Generate your API key:

docker exec ecodb-api python bootstrap_first_apikey.py
# Add to .env: ECODB_API_KEY=ecodb_...
docker compose restart mcp

Optional profiles:

docker compose --profile with-ingestion up --build -d    # PDF, DOCX, audio ingestion
docker compose --profile with-llm up --build -d          # local LLM for classification

Requirements

  • Docker with Compose v2
  • NVIDIA GPU with CUDA drivers
  • ~35 GB disk space

Environment Variables

The setup script (scripts/setup.sh / scripts/setup.ps1) generates .env with all required secrets. For production deployments, set these manually:

Variable Purpose Default
ECODB_ENV Runtime environment (development/production) development
DATABASE_URL PostgreSQL DSN dev default (localhost:5435)
ECODB_JWT_SECRET JWT signing secret dev-only default — refused in production
ECODB_API_KEY_PEPPER API key hash pepper dev-only default — refused in production
ECODB_API_KEY API key for MCP server — generate with bootstrap_first_apikey.py
INTERNAL_BROADCAST_SECRET Worker → API broadcast auth no default — generate with openssl rand -hex 32
ECODB_CORS_ORIGINS Allowed CORS origins http://localhost:8080,http://localhost:8091
HF_CACHE_PATH HuggingFace model cache path named volume hf_cache

Production: ECODB_ENV=production activates security validation. The API refuses to start if ECODB_JWT_SECRET or ECODB_API_KEY_PEPPER are missing, too short (< 16 chars), or at their dev defaults.

INTERNAL_BROADCAST_SECRET: required for document ingestion events (--profile with-ingestion). Without it, worker SSE events are silently dropped.

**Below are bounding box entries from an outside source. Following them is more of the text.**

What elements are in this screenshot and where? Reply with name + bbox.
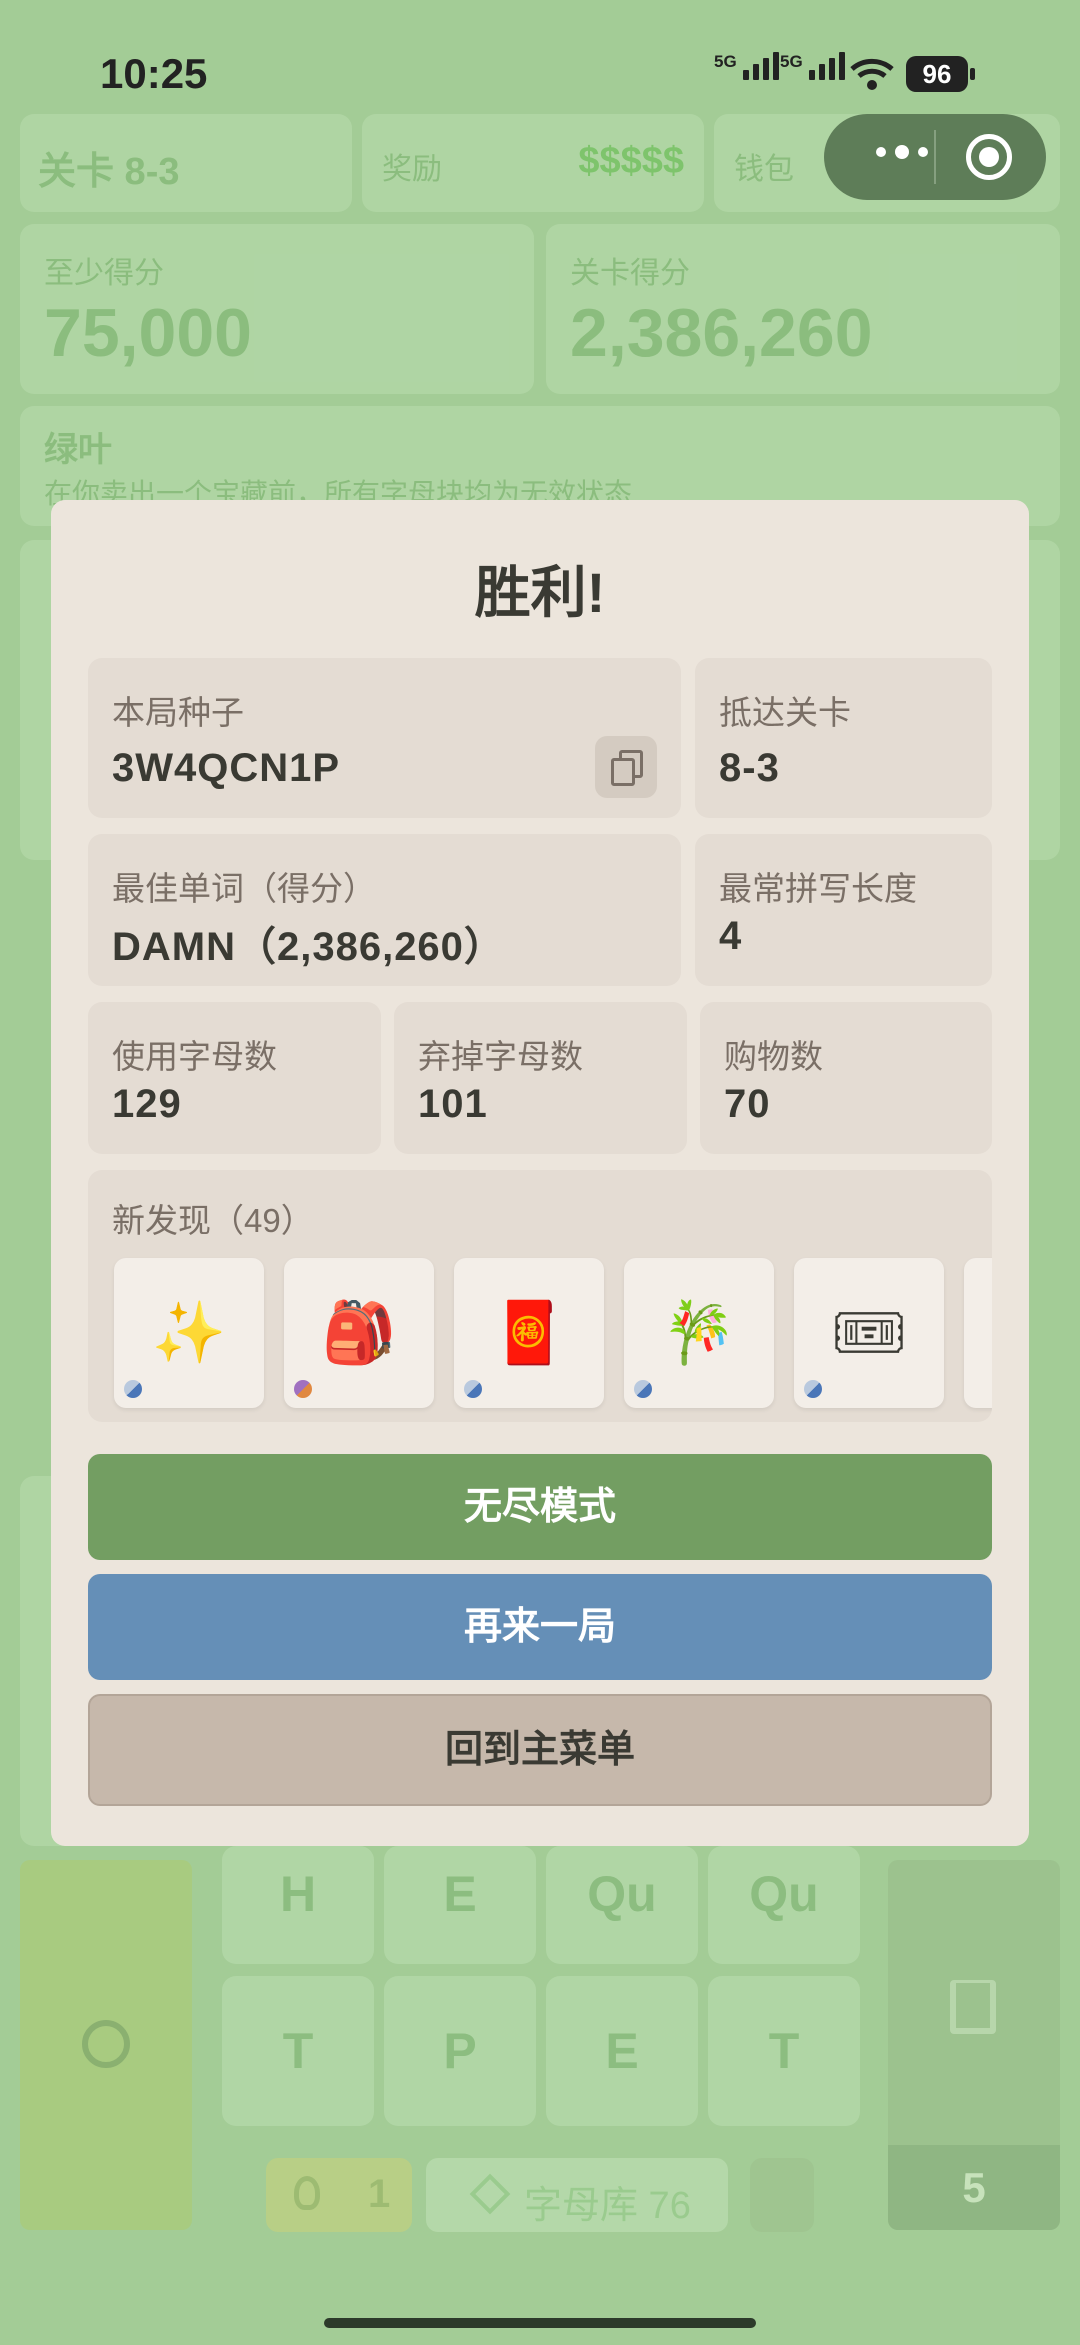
letters-used-label: 使用字母数: [112, 1038, 277, 1075]
reached-value: 8-3: [719, 746, 780, 790]
letter-tile: T: [708, 1976, 860, 2126]
endless-mode-button[interactable]: 无尽模式: [88, 1454, 992, 1560]
purchases-label: 购物数: [724, 1038, 823, 1075]
signal-icon: 5G: [714, 52, 779, 80]
letter-tile: E: [546, 1976, 698, 2126]
copy-icon[interactable]: [595, 736, 657, 798]
letter-tile: Qu: [708, 1846, 860, 1964]
more-icon[interactable]: [876, 145, 928, 159]
discovery-item[interactable]: 🎒: [284, 1258, 434, 1408]
hint-button[interactable]: 1: [266, 2158, 412, 2232]
common-length-label: 最常拼写长度: [719, 870, 917, 907]
common-length-card: 最常拼写长度 4: [695, 834, 992, 986]
discovery-item[interactable]: 🎋: [624, 1258, 774, 1408]
seed-label: 本局种子: [112, 694, 244, 731]
settings-panel[interactable]: [20, 1860, 192, 2230]
main-menu-button[interactable]: 回到主菜单: [88, 1694, 992, 1806]
wifi-icon: [850, 58, 894, 90]
reward-card: 奖励 $$$$$: [362, 114, 704, 212]
min-score-card: 至少得分 75,000: [20, 224, 534, 394]
best-word-value: DAMN（2,386,260）: [112, 925, 505, 969]
discoveries-card[interactable]: 新发现（49） ✨ 🎒 🧧 🎋 🎟: [88, 1170, 992, 1422]
seed-value: 3W4QCN1P: [112, 746, 341, 790]
letter-tile: P: [384, 1976, 536, 2126]
letters-used-card: 使用字母数 129: [88, 1002, 381, 1154]
trash-panel[interactable]: 5: [888, 1860, 1060, 2230]
discoveries-label: 新发现（49）: [112, 1202, 314, 1239]
purchases-value: 70: [724, 1082, 771, 1126]
status-time: 10:25: [100, 50, 208, 97]
hint-count: 1: [368, 2172, 391, 2216]
letter-tile: H: [222, 1846, 374, 1964]
signal-icon-2: 5G: [780, 52, 845, 80]
best-word-card: 最佳单词（得分） DAMN（2,386,260）: [88, 834, 681, 986]
discovery-item[interactable]: 🎟: [794, 1258, 944, 1408]
discard-count: 5: [888, 2145, 1060, 2230]
letter-tile: E: [384, 1846, 536, 1964]
level-score-card: 关卡得分 2,386,260: [546, 224, 1060, 394]
letters-discarded-card: 弃掉字母数 101: [394, 1002, 687, 1154]
letter-library-button[interactable]: 字母库 76: [426, 2158, 728, 2232]
bulb-icon: [294, 2176, 320, 2210]
battery-indicator: 96: [906, 56, 975, 92]
dialog-title: 胜利!: [474, 561, 606, 624]
gear-icon: [82, 2020, 130, 2068]
common-length-value: 4: [719, 914, 743, 958]
purchases-card: 购物数 70: [700, 1002, 992, 1154]
play-again-button[interactable]: 再来一局: [88, 1574, 992, 1680]
reached-label: 抵达关卡: [719, 694, 851, 731]
level-card: 关卡 8-3: [20, 114, 352, 212]
letter-tile: T: [222, 1976, 374, 2126]
discovery-item[interactable]: ✨: [114, 1258, 264, 1408]
letters-used-value: 129: [112, 1082, 182, 1126]
letters-discarded-value: 101: [418, 1082, 488, 1126]
close-target-icon[interactable]: [966, 134, 1012, 180]
bookmark-button[interactable]: [750, 2158, 814, 2232]
best-word-label: 最佳单词（得分）: [112, 870, 376, 907]
reached-level-card: 抵达关卡 8-3: [695, 658, 992, 818]
letter-tile: Qu: [546, 1846, 698, 1964]
seed-card: 本局种子 3W4QCN1P: [88, 658, 681, 818]
letters-discarded-label: 弃掉字母数: [418, 1038, 583, 1075]
layers-icon: [469, 2173, 511, 2215]
discovery-item[interactable]: [964, 1258, 992, 1408]
miniprogram-capsule[interactable]: [824, 114, 1046, 200]
trash-icon: [950, 1980, 996, 2034]
home-indicator[interactable]: [324, 2318, 756, 2328]
discovery-item[interactable]: 🧧: [454, 1258, 604, 1408]
victory-dialog: 胜利! 本局种子 3W4QCN1P 抵达关卡 8-3 最佳单词（得分） DAMN…: [51, 500, 1029, 1846]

If upgrading from v1.1.x or earlier, the old public default (fa8b0c02...) was shipped in docker-compose — rotate it: openssl rand -hex 32 → update .envdocker compose restart api worker.

Verify schema version after upgrade:

docker exec ecodb-postgres psql -U ecodb -d ecodb -c \
  "SELECT version FROM schema_version ORDER BY applied_at DESC LIMIT 1;"

Expected: 5.3.0

Documentation

Development

# Tests (requires postgres on port 5435)
cd api && python -m pytest tests/ -v

# Type check
cd api && python -m mypy .

# Run API locally for debugging
docker compose up postgres embeddings -d
cd api && uvicorn main:app --reload --port 8080

License

PolyForm Noncommercial 1.0.0. Free for personal, educational, and noncommercial use. Commercial deployment requires a separate license from Eco Consulting.